In San Francisco, however, the California Coastal Commission wasn’t happy with Streichenberger’s “different” ideas about ocean habitat restoration. What legitimate environmentalist would introduce tires and plastic pipe into the ocean and call it an artificial reef?

Accustomed to exercising complete control over all private land-use permit applications for the entire 1,100-mile length of California’s coast, from three miles out to sea to as much as five miles inland, the Coastal Commission takes pride in being unaccountable to any higher authority. Unable to abide any but its own vision of acceptable environmentalism, last year the commission ordered the society to stop maintaining or advancing any further experimental effort to artificially create sea life habitat off Newport Beach.

So the Marine Forests Society filed suit to challenge not only the commission’s authority to close down the Newport Beach marine experiment but also the glaring constitutional deficiency in the panel’s structure.

Amazingly, the little guy won. Finding that two-thirds of the 12 members of the commission are appointed by the Legislature, Superior Court Judge Charles C. Kobayashi recognized the commission to be a legislative body. As such, it cannot perform functions regarded as executive functions--such as the issuance or denial of coastal building or construction permits or the imposition of cease-and-desist orders--that are the province of the executive branch.
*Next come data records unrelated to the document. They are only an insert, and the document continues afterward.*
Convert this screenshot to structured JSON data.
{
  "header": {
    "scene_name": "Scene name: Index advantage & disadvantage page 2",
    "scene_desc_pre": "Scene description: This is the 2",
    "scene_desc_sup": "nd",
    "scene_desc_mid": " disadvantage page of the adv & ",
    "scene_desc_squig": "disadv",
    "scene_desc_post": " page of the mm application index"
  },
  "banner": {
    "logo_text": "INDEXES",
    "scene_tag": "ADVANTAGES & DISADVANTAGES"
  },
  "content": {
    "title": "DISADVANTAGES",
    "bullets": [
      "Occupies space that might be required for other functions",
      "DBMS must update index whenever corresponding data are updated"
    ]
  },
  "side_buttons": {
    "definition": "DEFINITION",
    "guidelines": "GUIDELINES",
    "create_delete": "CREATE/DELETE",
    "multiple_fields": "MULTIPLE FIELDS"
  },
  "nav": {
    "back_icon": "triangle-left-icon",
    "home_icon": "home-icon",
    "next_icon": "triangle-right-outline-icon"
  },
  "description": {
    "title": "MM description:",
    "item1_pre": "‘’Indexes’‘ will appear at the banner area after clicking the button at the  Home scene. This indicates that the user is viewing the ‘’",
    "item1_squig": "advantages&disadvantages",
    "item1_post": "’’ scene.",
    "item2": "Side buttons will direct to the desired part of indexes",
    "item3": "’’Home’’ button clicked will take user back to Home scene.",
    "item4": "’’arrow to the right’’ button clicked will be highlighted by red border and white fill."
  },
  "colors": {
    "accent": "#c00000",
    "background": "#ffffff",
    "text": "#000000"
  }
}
The commission has appealed.

Streichenberger and the Marine Forests Society are not the only beneficiaries of this long-overdue ruling, nor are the rich marine habitats that may result from their promising research and experimentation. The big winners here are the people of California. No agency of government should possess such substantial power over the peoples’ individual and economic lives without the presence of the checks and balances necessary to prevent the abuse of that power.